Have Scientist Discovered Hints of Dark Matter?

By Jennifer Broderick | Update Date: Apr 03, 2013 09:26 PM EDT

An experiment at the International Space Station announced found evidence of "new physical phenomena" that could represent dark matter, the mysterious stuff that serves as the gravitational foundation for galaxies, an international team of researchers announced in Switzerland on Wednesday.

The experiment is sponsored by the U.S. Department of Energy. It is led by Nobel laureate Samuel Ting of the Massachusetts Institute of Technology and involves hundreds of scientists from all over the world. The latest data will be published in the journal Physical Review Letters.

Ting announced the findings in Geneva at the European Organization for Nuclear Research, the particle physics laboratory known as CERN.

The evidence was found by a $2 billion instrument aboard the international space station called the Alpha Magnetic Spectrometer (AMS).

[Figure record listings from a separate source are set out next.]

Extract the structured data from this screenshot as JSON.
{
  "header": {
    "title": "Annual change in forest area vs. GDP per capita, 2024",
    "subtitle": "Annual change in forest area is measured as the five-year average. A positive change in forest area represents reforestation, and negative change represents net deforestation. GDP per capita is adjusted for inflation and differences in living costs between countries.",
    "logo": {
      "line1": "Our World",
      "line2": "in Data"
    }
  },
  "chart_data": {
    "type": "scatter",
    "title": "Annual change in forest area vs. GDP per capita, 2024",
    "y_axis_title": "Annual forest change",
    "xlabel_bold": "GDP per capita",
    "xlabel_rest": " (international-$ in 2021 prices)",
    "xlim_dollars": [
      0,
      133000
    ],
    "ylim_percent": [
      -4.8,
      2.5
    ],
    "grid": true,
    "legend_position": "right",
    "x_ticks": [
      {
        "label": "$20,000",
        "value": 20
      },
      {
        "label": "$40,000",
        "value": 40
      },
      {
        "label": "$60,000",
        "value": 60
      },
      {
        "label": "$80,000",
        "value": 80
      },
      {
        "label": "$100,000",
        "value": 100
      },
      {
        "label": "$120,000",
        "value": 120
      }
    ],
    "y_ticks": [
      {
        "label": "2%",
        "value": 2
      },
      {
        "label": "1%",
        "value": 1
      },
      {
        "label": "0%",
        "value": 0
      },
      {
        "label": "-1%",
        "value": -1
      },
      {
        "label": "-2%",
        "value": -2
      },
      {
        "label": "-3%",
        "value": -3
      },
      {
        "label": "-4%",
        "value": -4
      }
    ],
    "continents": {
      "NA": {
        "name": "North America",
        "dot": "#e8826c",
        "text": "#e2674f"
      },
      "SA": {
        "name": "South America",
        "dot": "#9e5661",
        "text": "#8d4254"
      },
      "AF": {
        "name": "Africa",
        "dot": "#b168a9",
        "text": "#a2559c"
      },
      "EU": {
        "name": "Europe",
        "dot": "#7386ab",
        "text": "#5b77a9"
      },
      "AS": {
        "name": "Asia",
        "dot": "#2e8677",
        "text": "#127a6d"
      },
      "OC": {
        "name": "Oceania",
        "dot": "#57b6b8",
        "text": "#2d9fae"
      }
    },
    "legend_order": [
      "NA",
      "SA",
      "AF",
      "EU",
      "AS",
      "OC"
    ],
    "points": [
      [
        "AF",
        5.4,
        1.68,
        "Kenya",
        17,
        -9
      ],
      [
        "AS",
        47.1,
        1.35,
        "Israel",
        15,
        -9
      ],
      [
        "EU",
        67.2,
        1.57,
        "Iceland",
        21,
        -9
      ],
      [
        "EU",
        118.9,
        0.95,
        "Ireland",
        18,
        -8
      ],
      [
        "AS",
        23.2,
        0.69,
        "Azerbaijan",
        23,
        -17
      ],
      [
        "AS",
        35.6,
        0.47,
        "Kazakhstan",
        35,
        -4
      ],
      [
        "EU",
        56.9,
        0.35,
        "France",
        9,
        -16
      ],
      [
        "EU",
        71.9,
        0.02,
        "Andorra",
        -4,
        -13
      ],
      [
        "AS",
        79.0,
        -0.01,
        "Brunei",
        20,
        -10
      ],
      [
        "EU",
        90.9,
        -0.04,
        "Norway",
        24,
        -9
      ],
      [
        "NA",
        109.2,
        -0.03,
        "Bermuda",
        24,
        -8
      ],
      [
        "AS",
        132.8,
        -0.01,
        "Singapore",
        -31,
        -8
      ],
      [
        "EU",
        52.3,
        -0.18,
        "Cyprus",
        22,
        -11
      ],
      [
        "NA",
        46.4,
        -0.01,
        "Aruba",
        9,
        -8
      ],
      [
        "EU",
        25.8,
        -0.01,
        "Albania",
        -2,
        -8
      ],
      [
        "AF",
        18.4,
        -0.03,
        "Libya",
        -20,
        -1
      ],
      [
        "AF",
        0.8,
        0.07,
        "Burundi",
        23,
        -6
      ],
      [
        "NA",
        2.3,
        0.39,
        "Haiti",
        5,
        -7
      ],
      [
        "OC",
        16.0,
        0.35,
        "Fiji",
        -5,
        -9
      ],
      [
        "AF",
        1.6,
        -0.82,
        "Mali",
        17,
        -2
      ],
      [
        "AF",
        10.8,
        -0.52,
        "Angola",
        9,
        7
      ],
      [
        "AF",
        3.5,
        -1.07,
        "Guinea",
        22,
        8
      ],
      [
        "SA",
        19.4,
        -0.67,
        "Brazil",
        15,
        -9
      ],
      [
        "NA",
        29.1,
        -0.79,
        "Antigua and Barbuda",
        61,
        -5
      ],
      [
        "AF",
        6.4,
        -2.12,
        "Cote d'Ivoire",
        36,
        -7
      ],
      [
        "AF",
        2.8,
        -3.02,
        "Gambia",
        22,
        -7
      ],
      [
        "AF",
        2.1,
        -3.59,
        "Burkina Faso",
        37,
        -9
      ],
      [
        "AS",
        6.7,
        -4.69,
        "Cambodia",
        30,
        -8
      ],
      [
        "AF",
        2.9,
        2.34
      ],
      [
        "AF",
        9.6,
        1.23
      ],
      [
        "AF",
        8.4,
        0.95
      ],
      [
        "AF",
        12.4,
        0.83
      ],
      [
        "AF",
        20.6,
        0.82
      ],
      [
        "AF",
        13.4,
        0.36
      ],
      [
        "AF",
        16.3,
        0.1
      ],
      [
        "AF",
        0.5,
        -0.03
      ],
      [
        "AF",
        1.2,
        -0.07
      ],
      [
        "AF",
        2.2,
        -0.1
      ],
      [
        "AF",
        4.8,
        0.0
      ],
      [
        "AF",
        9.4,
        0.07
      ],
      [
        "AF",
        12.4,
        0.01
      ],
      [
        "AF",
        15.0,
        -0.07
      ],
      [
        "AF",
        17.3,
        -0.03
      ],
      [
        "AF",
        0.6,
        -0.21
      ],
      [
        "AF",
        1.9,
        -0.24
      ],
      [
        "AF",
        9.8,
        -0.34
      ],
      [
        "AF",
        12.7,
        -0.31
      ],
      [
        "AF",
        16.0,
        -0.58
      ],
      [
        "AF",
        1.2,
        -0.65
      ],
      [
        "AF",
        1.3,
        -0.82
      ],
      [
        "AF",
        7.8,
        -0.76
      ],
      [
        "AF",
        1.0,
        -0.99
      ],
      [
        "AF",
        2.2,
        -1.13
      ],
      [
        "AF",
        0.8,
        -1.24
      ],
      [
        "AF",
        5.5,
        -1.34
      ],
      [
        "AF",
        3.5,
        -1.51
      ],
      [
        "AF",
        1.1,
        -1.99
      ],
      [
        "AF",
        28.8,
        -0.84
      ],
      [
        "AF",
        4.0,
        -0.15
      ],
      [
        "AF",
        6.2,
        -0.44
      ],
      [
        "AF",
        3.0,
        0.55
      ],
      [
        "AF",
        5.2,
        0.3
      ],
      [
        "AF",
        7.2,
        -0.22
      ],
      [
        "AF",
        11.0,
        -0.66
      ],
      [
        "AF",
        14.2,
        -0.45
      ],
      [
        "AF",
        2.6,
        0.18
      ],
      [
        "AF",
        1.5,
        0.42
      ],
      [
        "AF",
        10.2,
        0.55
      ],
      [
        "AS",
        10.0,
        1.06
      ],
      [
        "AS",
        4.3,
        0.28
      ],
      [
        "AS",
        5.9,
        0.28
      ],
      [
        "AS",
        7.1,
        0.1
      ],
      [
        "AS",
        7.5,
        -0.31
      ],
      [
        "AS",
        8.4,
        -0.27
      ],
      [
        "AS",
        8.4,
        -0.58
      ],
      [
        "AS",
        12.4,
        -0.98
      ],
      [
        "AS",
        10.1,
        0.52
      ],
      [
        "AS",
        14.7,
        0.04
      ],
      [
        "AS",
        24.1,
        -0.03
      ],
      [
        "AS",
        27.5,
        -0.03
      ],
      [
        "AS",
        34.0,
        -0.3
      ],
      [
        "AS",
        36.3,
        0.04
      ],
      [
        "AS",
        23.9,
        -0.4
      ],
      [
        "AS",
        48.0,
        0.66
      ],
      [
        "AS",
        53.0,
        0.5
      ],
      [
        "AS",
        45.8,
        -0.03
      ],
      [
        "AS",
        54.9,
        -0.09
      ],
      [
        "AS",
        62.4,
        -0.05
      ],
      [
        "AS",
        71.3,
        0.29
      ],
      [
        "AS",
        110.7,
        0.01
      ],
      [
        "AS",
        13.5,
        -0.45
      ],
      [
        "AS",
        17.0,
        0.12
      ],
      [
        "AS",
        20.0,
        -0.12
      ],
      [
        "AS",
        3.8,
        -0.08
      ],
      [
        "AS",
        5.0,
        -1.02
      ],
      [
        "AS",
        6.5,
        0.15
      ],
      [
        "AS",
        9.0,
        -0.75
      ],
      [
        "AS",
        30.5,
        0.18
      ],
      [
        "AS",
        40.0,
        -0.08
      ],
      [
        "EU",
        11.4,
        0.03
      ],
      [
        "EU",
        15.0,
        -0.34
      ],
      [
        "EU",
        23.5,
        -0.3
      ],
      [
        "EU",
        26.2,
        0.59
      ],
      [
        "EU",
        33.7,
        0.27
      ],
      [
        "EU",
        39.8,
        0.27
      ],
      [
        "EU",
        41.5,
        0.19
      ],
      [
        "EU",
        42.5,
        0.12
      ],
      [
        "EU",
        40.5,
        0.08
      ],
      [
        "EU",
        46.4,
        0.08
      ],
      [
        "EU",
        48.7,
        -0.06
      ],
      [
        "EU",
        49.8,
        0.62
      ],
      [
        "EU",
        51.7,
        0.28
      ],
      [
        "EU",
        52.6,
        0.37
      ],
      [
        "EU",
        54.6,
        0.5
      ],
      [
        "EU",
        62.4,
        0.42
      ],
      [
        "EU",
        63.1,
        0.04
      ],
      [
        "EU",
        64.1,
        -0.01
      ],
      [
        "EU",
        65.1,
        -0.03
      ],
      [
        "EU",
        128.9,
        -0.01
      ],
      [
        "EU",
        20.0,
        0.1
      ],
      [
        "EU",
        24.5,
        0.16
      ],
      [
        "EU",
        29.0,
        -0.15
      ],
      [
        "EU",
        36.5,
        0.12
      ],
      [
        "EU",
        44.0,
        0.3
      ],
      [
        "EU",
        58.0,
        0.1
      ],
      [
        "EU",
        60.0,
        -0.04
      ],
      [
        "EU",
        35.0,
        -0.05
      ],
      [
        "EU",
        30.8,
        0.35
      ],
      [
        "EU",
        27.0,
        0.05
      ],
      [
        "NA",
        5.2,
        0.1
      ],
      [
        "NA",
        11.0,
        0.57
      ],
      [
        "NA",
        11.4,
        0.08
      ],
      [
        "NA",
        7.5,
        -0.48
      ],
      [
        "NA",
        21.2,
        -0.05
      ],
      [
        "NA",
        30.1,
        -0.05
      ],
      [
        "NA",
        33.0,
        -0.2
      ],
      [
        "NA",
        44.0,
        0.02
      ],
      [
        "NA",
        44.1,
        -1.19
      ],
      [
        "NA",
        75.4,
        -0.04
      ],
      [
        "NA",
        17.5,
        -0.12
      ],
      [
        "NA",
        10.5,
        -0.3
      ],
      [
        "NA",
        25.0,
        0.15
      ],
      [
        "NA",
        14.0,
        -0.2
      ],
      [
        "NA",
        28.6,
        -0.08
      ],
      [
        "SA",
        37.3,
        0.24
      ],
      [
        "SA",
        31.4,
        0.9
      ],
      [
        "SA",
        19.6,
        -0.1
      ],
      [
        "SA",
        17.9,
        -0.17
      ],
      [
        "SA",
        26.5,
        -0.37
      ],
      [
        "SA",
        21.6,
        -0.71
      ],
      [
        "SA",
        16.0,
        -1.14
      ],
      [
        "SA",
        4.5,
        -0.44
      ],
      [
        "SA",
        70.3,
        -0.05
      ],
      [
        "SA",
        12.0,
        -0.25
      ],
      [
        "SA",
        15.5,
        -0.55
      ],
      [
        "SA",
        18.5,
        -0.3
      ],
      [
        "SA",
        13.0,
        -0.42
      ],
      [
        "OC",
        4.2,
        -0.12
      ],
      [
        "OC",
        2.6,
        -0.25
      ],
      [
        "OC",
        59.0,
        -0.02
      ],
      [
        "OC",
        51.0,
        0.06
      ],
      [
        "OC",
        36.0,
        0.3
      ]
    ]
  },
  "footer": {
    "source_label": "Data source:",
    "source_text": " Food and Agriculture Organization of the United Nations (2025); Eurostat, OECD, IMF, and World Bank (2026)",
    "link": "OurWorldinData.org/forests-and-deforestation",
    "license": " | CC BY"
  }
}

Although it has not seen dark matter directly as it is invisible, yet its presence is felt by the immense gravitational tug it exerts on stars, galaxies and other cosmic bodies. Dark matter is thought to make up about a quarter of all the matter in the universe.

It has been a long mystery what Dark Matter consists of. One of the leading candidates is a WIMP, or weakly interacting massive particle.

WIMPs are elusive. They rarely interact with normal matter such as atoms; indeed, billions of WIMPs may be darting right through the Earth every second without hitting anything.

\"This is the decade of the WIMP," said Michael Turner, a cosmologist at the University of Chicago, according to the Wall Street Journal. "All of these experiments are zeroing in on the outrageous idea that most of the matter in the universe is" made up of WIMPs, a new form of matter.

The AMS will be measuring cosmic rays, where the footprints are found, until 2020 or so. Other scientists commended the findings and look forward to more.

"This is an 80-year-old detective story and we are getting close to the end," said University of Chicago physicist Michael Turner, one of the giants in the field of dark matter, according to the Associated Press. "This is a tantalizing clue and further results from AMS could finish the story."